Joseph von Deym loved contemporary music. He was particularly interested in Wolfgang Amadeus Mozart and Ludwig van Beethoven . In 1790 Mozart composed two pieces for Deym's music automatons, the Fantasias KV 594 and KV 608 for organ drum. Joseph Deym made the lost waxy death mask of Mozart himself from a plaster cast.

There was a special relationship with Beethoven, as the aging Count married Beethoven's muse and lover Countess Josephine Brunsvik de Korompa in 1799 . Even after his marriage, Beethoven had free access to the Palais Deym, where he premiered a number of compositions. Beethoven composed pieces for a music box for Deym.

From the marriage of Joseph von Deym to Josephine Brusvik there were four children. On January 27, 1804, Joseph von Deym died in Prague of pneumonia .

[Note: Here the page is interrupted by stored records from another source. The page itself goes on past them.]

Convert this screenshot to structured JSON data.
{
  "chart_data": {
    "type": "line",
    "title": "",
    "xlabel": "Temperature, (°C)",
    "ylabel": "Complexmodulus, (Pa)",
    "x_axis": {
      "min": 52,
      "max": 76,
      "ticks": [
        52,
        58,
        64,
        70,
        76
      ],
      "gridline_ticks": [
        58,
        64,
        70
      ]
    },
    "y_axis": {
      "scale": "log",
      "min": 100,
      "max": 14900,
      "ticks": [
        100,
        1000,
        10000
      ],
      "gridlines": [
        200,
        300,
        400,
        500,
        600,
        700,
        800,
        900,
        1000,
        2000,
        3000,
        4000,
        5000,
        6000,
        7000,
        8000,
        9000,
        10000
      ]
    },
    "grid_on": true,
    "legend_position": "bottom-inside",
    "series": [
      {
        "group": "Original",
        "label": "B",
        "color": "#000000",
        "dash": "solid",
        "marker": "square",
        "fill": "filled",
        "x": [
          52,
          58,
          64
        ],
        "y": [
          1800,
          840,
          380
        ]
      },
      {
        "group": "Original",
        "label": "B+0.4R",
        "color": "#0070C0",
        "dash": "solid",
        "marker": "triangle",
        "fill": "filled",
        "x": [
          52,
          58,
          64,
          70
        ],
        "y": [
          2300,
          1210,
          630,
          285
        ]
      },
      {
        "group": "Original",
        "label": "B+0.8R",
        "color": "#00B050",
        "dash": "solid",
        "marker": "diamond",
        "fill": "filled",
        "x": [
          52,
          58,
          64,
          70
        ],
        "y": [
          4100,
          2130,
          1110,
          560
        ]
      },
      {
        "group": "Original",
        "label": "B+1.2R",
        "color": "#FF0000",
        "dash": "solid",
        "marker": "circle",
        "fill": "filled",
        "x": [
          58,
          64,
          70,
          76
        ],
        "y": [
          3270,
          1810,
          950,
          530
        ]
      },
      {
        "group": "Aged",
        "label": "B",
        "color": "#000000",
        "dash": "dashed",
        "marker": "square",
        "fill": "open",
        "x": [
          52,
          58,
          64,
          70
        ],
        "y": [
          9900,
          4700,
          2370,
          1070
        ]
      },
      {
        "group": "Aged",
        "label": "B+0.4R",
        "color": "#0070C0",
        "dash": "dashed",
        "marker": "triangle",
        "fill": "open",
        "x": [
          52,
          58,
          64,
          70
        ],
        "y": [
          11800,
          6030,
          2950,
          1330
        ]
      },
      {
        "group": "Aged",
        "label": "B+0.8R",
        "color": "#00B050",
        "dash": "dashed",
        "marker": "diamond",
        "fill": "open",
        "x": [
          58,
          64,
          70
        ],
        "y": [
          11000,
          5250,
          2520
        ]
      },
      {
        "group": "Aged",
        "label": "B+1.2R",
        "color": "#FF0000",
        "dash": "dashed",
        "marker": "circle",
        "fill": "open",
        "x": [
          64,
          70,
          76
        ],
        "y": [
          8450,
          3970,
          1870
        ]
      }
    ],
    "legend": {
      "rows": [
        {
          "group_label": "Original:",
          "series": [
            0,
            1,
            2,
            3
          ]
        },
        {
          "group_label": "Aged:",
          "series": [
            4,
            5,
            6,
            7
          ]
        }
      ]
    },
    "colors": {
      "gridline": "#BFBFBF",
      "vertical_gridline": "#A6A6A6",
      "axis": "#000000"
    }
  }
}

The wax sculptures of Joseph von Deyms

Joseph von Deym and Leonhard Posch: portrait bust of Ferdinand IV., 1793

In the 18th century, the highly valued art of embossing, which was already common in antiquity, reached its peak. In the 19th and even more so in the 20th century it was displaced into panoptics and only retained a recognized status in the special form of medical moulage until the 1950s. According to the sources, Joseph von Deym can be assigned several life-size large sculptures as independent works, among which the lost equestrian sculpture of Emperor Franz II as well as the wax figure of General Gideon Ernst von Laudon, which has been missing since 1962 , are to be regarded as main works. In the kuk Familien-Fideikommißbibliothek in Vienna, there are strikingly lifelike portrait busts of Ferdinand I of Naples and Emperor Leopold II , which Julius von Schlosser Joseph von Deym already attributed. Schlosser referred to the artistically excellent execution in this technique, which today (1900) was hit by the curse of aesthetics. Since Joseph von Deym was accompanied by Leonhard Posch on his trip to Naples in 1793, Leonhard Posch is a possible co-author. The portrait bust of Leopold II was extensively restored in 2002.

Joseph von Deym also made waxy death masks from plaster casts. The most important were the death masks of Joseph II and Wolfgang Amadeus Mozart. The whereabouts of the latter remains unclear despite decades of speculation.

literature

Web links

Individual evidence

  1. Julius von Schlosser: Dead Views: History of portrait painting in wax; an attempt / Julius von Schlosser . Edited by Thomas Medicus. Akademie Verlag, Berlin 1993, ISBN 3-05-002408-9 , p. 81
  2. Palais Deym at Planet Vienna
  3. Julius von Schlosser: Dead Views: History of portrait painting in wax; an attempt / Julius von Schlosser . Edited by Thomas Medicus. Akademie Verlag, Berlin 1993, ISBN 3-05-002408-9 , p. 95
  4. Julius von Schlosser: Dead Views: History of portrait painting in wax; an attempt / Julius von Schlosser . Edited by Thomas Medicus. Akademie Verlag, Berlin 1993, ISBN 3-05-002408-9 , p. 80 f.
  5. bildarchivaustria.at
  6. Hans Bankl, Johann Szilvássy: Stories of Mozart's death mask . In: The relics of Mozart: skull and death mask . facultas.wuv, Maudrich, 1992, p. 79 ff.